Tuesday, January 6, 2009
Welcome to your post-apocalypse
So I finally saw the movie wall-E. And I've been thinking about how it fits in the lexicon of children's film and fiction. Which it so doesn't. I mean...stripped down, this is a movie about garbage, dystopia and solitude. Everything potentially familiar to children like cities, roads, houses, humans, and toys have disappeared, been covered with waste, or converted into square garbage-based-building-blocks. There is no greenery anywhere and it's pretty heavy-handedly explained that the familiar world has been destroyed by short-sighted human consumption. Human beings, meanwhile, have turned into amorphous, futuristic-wheelless-chair-bound, disconnected blobs living on a space outpost. They perpetually use Facebook and shop using the digital screens attached to their wheelfree-chairs. And drink Big Gulps. Human babies live in incubators tended to by robots. Only wall-E displays anything like a familiar "humanity" or a childlike interest in the world around him. If this were not animated, it would be the bleakest, grossest, saddest movie of the year. wall-E lives in a battered bunker, his playthings are beloved, muck-covered cast-offs, and he comforts himself by singing along to grainy videos of Hello Dolly and cuddling his pet cockroach. Then he goes to space and uncovers a plot to keep the blobs away from earth forever because the garbage problem is unsolvable. And he finds love. With another robot. Who is 800 years younger than him. So, as plots go, you know, GLARGH! When I was growing up, I remember my first glimpses of dystopian society: Logan's Run. Planet of the Apes. Westworld. What strikes me is that I was frequently drawn to dystopian film and literature because it was so completely opposite from my own childhood. The order and straightforwardness of my world made these films ludicrous and therefore enjoyable. Although my family believed in a pending religious apocalypse, it was clear there wasn't much concrete about that.
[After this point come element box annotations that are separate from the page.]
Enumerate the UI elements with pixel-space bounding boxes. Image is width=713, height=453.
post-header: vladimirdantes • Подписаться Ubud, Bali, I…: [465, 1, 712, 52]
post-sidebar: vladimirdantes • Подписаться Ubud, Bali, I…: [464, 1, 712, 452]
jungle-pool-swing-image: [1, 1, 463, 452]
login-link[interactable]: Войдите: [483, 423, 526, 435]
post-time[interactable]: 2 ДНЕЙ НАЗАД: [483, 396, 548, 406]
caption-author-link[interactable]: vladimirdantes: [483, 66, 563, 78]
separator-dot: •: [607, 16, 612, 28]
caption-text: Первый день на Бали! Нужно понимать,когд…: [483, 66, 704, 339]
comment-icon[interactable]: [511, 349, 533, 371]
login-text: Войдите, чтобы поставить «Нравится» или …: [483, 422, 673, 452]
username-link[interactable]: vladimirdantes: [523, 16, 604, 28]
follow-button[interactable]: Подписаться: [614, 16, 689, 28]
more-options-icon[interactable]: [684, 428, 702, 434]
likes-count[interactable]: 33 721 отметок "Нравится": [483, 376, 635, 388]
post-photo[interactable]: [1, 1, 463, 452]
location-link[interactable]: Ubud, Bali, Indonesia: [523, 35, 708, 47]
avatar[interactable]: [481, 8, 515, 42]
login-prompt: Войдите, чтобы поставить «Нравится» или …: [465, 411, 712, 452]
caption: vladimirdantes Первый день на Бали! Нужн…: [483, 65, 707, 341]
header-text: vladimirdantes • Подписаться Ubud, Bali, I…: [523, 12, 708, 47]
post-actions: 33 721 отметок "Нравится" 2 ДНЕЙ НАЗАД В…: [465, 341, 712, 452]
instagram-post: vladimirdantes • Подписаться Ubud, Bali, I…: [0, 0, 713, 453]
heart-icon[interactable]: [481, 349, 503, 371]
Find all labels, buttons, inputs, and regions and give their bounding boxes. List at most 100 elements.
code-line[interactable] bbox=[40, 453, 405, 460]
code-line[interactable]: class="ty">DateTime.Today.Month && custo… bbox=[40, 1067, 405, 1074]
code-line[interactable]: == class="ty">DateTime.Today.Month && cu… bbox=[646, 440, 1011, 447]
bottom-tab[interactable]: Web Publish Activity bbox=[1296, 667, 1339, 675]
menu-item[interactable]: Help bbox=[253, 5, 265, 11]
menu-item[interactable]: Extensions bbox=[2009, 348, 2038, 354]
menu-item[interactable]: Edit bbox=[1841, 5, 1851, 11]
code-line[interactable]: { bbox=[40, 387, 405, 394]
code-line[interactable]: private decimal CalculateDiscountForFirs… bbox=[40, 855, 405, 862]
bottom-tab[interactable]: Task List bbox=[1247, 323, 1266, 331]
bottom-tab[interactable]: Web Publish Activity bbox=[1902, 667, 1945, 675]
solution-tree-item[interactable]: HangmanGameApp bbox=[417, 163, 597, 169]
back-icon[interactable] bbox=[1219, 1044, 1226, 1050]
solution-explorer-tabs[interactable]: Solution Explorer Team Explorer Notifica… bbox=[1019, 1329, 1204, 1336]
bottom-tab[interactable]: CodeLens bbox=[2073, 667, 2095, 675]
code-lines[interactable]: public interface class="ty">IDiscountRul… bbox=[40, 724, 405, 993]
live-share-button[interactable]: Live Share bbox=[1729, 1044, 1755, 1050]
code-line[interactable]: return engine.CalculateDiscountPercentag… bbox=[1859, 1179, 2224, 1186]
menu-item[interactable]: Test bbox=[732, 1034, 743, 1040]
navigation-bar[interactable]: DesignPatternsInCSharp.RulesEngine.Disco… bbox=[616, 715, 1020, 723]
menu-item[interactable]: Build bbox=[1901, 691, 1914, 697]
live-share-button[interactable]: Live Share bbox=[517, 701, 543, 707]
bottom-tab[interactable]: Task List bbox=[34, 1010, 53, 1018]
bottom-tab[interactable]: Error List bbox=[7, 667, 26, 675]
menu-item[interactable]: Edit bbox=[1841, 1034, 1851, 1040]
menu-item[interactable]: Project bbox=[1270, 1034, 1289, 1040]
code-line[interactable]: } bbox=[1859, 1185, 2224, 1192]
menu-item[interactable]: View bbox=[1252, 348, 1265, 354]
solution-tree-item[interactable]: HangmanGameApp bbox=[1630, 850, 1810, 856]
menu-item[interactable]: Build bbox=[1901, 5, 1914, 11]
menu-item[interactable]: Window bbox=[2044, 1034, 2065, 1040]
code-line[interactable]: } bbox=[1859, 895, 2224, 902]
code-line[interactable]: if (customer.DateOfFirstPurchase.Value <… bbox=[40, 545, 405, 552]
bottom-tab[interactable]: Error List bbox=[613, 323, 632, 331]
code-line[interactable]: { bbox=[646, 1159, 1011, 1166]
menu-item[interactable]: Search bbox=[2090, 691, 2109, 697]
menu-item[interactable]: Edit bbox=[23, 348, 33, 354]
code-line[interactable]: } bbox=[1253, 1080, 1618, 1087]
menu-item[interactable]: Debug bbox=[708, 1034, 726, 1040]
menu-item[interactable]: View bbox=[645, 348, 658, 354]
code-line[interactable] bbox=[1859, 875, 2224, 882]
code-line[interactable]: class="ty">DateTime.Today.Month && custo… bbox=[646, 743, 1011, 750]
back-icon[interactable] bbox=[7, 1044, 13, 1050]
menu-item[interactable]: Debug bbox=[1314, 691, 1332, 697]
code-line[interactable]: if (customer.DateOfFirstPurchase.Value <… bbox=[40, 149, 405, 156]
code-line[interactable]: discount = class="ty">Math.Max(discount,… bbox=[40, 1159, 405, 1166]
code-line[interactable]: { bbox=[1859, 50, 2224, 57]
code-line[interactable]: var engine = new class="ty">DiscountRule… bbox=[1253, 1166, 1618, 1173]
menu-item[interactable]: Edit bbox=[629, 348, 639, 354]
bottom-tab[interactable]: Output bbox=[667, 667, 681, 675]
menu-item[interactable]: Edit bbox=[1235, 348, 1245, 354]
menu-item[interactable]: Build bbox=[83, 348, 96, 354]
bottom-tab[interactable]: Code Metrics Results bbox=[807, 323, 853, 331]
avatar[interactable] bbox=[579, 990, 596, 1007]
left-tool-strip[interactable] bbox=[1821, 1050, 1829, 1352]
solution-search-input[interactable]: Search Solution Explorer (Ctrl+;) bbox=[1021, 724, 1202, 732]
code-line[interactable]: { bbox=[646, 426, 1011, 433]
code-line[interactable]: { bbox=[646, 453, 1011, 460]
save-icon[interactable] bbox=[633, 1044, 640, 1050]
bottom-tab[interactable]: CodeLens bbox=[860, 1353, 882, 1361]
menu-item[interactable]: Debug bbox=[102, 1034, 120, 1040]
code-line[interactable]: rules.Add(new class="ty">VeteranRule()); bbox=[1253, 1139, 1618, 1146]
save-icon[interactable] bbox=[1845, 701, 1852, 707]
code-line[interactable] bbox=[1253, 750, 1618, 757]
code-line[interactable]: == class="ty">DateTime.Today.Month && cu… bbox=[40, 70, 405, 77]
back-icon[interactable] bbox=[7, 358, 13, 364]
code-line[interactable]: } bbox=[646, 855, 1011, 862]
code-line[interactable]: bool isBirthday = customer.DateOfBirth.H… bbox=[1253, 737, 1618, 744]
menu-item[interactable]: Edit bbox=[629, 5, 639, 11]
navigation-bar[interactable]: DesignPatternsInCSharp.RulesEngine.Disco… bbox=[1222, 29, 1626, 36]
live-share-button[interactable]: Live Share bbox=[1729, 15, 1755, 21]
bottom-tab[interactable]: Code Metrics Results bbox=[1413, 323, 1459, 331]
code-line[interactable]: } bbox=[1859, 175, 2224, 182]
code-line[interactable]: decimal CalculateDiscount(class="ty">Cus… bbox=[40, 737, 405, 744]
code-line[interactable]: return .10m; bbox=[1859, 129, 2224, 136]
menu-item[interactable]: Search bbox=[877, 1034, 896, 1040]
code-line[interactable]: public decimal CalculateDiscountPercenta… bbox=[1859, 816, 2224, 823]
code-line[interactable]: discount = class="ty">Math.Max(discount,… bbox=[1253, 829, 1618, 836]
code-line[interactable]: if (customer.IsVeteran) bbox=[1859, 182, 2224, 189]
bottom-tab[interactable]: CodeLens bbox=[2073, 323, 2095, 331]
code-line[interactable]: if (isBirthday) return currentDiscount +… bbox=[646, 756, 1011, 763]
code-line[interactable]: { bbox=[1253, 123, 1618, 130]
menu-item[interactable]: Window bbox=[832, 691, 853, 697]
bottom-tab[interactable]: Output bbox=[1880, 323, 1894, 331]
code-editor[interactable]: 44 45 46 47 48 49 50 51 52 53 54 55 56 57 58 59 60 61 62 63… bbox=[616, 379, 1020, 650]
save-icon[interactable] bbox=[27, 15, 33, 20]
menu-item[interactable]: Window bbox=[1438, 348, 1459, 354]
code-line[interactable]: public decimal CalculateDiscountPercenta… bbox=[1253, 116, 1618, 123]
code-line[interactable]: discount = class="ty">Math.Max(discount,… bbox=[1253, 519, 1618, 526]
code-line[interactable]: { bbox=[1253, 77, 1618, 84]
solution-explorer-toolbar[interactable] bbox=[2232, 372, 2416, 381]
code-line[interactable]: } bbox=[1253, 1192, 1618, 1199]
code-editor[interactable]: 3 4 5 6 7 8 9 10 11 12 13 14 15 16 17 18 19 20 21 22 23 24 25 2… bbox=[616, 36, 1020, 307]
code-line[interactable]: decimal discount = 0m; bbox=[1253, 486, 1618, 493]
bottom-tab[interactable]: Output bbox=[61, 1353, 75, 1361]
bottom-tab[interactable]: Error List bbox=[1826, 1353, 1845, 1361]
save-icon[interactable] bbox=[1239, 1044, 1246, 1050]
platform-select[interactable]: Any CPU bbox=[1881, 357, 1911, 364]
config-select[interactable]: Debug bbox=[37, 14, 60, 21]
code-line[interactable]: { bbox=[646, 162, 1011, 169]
Jesus rising in the East like the sun? 1000 years of war? 2 years of food will keep us safe? Oh...kay. I wonder what my kids think about this movie. It's almost impossible to chat with them about the grimmer aspects, and they both think wall-E is cute. Which he is. Scarred little freak. What do you think? Is wall-E part of the Soilent Green lexicon, or more Bugs Life? Did you see it? Did you like it?